Most people spend New Year’s Eve drinking champagne with friends, watching the ball drop and stealing midnight kisses, but I sit on the sidelines. My friends apartment buzzes with activity and a drink I don’t plan on drinking sits vacantly in my hand.
People come and go, sitting in the seat next to me and making futile attempts at small talk, but one person feels different, familiar, per-say.
“Not one to join the fun?” He asks. His eyes dance over the crowd as ones eyes would watch a flickering flame.
“This is not my kind of fun,” I place my drink on the counter. The stranger looks at me and smiles, simply.
“Perhaps it’s that you haven’t tried,” He suggests, as most everyone else does.
“Or perhaps it’s that I wouldn’t like to,” He chuckles and shrugs.
“Fair enough,” But the idea still sticks in my mind. Not that I haven’t thought about it before, talking to people, joining the party, it just doesn’t seem right.
“Maybe I am supposed to be an outsider,” I let the thought slip. Amusement catches in the strangers eyes.
“I don’t believe anyone is meant for anything, especially not something as silly as that,” I look at him this time. Putting effort into remembering the details. His features seem sharp at first glance, but it’s all thrown off by the implacable softness in his eyes. On his head, sits a fedora, covering mussy brown hair.
“And why aren’t you out there enjoying yourself?” I tease.
“Who says I’m not enjoying myself right here?”
Looking back out at the people, but this time I take my time to look at them individually. Instead of seeing the partying, outgoing, no-worry-in-the-world people I remember, I see the girl with mousy brown hair, looking alone on the dance floor, the man talking uncomfortably with a woman who had too much to drink, wishing he were talking to the mousy-haired girl instead. I see a couple, the man with what appears to be a ring in his pocket, and the woman pretending not to notice with glee. Looking over all the faces, I see them as people. A hearty laugh brings me back to reality.
“You seem to have had a change of heart,” The stranger muses.
“Perhaps I did,” I tuck a loose strand of hair behind my ear, “But, I do not know if I will go to these people, or let them continue on, without a break in cycle,” The stranger takes off his fedora, holding it to his chest before returning it to the place it once sat on his head.
“No cycle can go forever without being interrupted,” He says matter-of-factly. Still, I wait, watching the situations change. The mousy haired girl talks to the man who had been so eager to talk to her, the woman who had had too much to drink stands with another glass of champagne in her hand, conversing with the soon to be engaged couple. A few others watch television, sensing nothing better to do, and yet I sit at a counter, with a stranger, watching the people as if they are a different species.
“Maybe I will always be an outsider,” I don’t mind the idea.
“You will always be an outsider if you always view yourself as an outsider,”
“What is your name, stranger?” I ask.
“Introductions are for conversationalists, and I fear that describes neither of us,” He jokes. So we don’t share names, nothing known between us, nothing left to remember after the party is done with.
The party feels dream-like. A moment with everything and nothing. A noise so loud it leaves you deaf. Something so stimulating it leaves you unable to be stimulated at all. I don’t mind.
The people who mingle are unfamiliar. Though I know their faces, I know nothing about them. I don’t know if the mousy haired girl likes pineapple on her pizza, or how long the soon to be engaged couple have been together. I even know nothing about the stranger who has been next to me almost this entire time.
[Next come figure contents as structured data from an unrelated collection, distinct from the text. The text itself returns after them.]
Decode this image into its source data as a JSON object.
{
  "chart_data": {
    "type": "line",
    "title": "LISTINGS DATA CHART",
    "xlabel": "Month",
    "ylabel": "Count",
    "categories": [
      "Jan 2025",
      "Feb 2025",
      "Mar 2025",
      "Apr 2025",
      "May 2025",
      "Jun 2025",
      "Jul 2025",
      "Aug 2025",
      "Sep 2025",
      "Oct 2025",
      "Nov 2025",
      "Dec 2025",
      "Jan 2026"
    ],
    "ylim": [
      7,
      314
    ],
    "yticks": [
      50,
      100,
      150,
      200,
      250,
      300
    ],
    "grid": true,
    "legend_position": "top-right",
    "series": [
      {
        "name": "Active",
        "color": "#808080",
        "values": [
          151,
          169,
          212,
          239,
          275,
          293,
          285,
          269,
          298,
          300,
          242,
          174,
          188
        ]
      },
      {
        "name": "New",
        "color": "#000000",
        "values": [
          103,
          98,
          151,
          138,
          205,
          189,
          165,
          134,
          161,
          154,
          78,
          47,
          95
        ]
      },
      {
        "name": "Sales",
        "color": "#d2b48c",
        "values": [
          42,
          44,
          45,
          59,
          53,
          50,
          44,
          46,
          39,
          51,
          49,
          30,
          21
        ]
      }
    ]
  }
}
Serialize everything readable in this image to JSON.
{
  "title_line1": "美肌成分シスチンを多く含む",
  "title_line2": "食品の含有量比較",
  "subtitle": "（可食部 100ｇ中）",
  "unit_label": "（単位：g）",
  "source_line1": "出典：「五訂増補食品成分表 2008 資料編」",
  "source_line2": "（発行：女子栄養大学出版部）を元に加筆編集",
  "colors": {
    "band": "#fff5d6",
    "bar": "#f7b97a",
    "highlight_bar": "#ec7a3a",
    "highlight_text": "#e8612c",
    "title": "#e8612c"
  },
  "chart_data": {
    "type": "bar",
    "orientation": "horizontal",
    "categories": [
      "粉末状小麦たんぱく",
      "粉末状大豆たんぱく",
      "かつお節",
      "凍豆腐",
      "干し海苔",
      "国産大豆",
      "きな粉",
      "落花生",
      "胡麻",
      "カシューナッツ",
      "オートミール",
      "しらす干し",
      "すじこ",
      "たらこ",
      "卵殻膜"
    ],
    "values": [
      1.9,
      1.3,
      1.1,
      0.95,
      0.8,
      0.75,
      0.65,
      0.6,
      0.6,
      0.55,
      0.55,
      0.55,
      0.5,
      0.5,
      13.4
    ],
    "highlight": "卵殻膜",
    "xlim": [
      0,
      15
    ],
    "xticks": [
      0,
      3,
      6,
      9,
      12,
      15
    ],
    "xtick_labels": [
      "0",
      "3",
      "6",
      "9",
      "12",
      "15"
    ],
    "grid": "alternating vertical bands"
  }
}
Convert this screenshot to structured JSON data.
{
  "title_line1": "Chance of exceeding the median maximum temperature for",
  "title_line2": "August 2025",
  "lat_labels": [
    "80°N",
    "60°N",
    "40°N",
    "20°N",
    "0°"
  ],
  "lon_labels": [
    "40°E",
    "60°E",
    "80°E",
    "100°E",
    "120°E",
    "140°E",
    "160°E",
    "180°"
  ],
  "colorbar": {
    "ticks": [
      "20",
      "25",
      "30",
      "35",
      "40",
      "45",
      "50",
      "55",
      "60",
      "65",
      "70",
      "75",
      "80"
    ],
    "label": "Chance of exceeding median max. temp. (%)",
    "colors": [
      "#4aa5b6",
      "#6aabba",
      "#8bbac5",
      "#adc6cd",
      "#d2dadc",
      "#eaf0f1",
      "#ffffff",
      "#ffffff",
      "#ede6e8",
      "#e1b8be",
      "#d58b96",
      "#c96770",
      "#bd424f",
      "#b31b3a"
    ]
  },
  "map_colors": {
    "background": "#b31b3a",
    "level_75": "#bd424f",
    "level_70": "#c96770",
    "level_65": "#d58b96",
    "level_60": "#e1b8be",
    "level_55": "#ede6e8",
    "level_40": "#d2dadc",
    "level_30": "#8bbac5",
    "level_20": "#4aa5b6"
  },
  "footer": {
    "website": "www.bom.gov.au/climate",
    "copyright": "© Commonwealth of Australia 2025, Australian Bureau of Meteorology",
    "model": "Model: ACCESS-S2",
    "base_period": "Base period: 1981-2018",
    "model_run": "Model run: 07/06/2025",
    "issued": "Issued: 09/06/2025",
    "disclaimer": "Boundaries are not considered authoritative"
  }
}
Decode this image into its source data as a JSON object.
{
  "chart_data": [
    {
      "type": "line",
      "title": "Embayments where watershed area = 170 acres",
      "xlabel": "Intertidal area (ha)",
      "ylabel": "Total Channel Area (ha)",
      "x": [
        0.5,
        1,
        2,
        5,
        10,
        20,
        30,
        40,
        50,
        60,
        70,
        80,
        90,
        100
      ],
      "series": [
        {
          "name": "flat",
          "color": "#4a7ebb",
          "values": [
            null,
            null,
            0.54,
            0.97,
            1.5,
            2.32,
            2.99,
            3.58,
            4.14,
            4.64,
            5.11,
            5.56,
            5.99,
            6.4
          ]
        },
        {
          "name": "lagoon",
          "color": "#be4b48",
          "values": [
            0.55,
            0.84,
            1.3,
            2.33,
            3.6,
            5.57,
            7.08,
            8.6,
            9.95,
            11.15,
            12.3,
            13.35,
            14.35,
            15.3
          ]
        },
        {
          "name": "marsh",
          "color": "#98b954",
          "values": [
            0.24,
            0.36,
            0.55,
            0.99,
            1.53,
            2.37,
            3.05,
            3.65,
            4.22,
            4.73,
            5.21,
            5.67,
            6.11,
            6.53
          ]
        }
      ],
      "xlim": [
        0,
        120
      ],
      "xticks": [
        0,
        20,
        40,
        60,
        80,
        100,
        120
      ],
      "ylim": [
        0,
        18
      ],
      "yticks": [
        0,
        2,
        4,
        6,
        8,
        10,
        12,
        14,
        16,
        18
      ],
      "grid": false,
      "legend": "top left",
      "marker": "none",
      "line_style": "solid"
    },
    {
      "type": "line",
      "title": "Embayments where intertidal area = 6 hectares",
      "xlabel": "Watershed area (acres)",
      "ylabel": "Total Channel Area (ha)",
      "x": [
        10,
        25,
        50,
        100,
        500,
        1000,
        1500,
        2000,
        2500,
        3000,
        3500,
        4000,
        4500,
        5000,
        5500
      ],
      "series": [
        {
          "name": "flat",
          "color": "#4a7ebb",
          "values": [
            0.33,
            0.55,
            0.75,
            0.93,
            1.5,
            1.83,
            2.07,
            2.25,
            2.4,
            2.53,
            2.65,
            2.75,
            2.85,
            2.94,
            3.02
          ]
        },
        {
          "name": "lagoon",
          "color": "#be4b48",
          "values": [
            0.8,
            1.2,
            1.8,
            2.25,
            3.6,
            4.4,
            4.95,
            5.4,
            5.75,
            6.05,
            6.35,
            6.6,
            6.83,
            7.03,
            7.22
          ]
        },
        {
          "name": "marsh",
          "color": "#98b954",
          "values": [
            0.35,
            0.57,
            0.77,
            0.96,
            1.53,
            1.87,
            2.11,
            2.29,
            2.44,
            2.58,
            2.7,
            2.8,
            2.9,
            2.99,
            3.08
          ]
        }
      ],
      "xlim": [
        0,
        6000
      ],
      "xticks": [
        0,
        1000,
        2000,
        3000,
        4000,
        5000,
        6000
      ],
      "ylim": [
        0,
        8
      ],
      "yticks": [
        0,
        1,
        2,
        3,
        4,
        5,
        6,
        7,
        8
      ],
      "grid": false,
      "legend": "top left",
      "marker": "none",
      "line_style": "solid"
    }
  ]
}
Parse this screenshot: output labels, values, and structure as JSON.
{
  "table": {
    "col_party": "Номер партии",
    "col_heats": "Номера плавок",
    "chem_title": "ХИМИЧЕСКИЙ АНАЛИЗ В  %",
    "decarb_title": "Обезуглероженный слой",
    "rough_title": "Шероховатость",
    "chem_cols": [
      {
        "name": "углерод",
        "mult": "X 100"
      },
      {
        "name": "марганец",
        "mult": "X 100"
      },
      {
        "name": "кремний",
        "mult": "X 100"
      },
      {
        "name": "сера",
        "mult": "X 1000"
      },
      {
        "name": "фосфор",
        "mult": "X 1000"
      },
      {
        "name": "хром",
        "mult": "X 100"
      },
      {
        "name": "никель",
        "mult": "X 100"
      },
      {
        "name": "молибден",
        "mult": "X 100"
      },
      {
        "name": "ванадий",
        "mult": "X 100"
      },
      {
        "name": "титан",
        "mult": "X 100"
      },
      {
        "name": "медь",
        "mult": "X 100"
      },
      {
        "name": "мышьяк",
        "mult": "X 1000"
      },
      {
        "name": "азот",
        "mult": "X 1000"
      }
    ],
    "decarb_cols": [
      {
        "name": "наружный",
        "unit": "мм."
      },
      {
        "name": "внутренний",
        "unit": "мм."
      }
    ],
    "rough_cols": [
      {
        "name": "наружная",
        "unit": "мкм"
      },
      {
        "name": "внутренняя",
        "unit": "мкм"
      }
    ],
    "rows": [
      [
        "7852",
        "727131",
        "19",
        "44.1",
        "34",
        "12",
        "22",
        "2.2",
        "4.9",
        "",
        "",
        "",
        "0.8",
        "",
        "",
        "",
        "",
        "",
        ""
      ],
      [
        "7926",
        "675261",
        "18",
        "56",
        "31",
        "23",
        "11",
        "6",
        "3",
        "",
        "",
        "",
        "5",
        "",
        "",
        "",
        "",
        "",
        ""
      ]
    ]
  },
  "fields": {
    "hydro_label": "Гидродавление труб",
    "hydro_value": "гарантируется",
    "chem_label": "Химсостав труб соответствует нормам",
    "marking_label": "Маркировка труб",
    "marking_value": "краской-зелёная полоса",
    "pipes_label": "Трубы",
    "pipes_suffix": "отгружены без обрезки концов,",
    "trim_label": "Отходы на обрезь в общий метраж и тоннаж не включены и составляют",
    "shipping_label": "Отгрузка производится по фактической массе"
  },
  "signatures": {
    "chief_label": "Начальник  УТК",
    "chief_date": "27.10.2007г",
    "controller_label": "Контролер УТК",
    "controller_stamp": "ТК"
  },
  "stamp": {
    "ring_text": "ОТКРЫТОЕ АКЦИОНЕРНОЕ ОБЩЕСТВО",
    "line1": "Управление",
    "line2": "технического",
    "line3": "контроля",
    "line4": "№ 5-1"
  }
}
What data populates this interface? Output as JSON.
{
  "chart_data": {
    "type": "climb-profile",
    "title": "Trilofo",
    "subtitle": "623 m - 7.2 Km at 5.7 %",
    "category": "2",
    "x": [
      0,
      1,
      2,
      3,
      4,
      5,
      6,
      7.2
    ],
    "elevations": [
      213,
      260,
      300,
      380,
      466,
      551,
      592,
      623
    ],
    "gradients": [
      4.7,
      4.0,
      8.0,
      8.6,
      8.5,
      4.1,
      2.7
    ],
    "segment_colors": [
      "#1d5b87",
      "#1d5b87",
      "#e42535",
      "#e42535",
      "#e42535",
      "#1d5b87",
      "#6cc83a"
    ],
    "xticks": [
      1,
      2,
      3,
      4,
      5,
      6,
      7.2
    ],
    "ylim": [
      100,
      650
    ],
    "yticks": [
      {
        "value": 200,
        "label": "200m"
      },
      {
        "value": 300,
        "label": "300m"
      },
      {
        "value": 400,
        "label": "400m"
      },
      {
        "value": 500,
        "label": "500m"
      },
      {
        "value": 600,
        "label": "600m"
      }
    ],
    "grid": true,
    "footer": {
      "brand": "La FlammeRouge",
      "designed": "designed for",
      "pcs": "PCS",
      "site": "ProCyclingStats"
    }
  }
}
I will never know these people, never learn their dreams, what pushes them to get out of bed each morning, and that will be my fault. The time is ticking down, the clock says 11:30. I will never learn what I want to know from these people in thirty minutes, or the time I stay after. Even if I had talked to them the entire party I would still be left unsatisfied.
“You look conflicted,” The stranger observes. I nod my head, too deep in thought to speak. “I suggest you go out there, I don’t think you’ll regret it,”
“I believe I will,” I decide. Who cares about cycles, impressions or even what I learn about these people. Going to this party will all be for nothing if I stay an outsider the entire time.
I stand up, wobbly on the thin-heeled shoes I chose to wear, walking with purpose. I try to ignore the slight trembling in my hands. Starting the conversation is difficult, the introduction, but once I’m through that it comes more naturally. As I found out, the mousy brown haired girl’s name is Daphne. People come and go, leaving and joining our conversation. I look for the stranger and find him just where he was before. He smiles, a simple smile before vanishing like he was never there. It doesn’t surprise me, because I know he was never there in the first place.
I watch the ball drop, exchange numbers with Daphne and a few others I hit it off with and head home, proud of what I managed to accomplish. In my head I thank the stranger, for all he pushed me to do, through the few words we spoke throughout the night. Though I know doing this once will not be the end of it, I hope it will be the start of something better than being an outsider.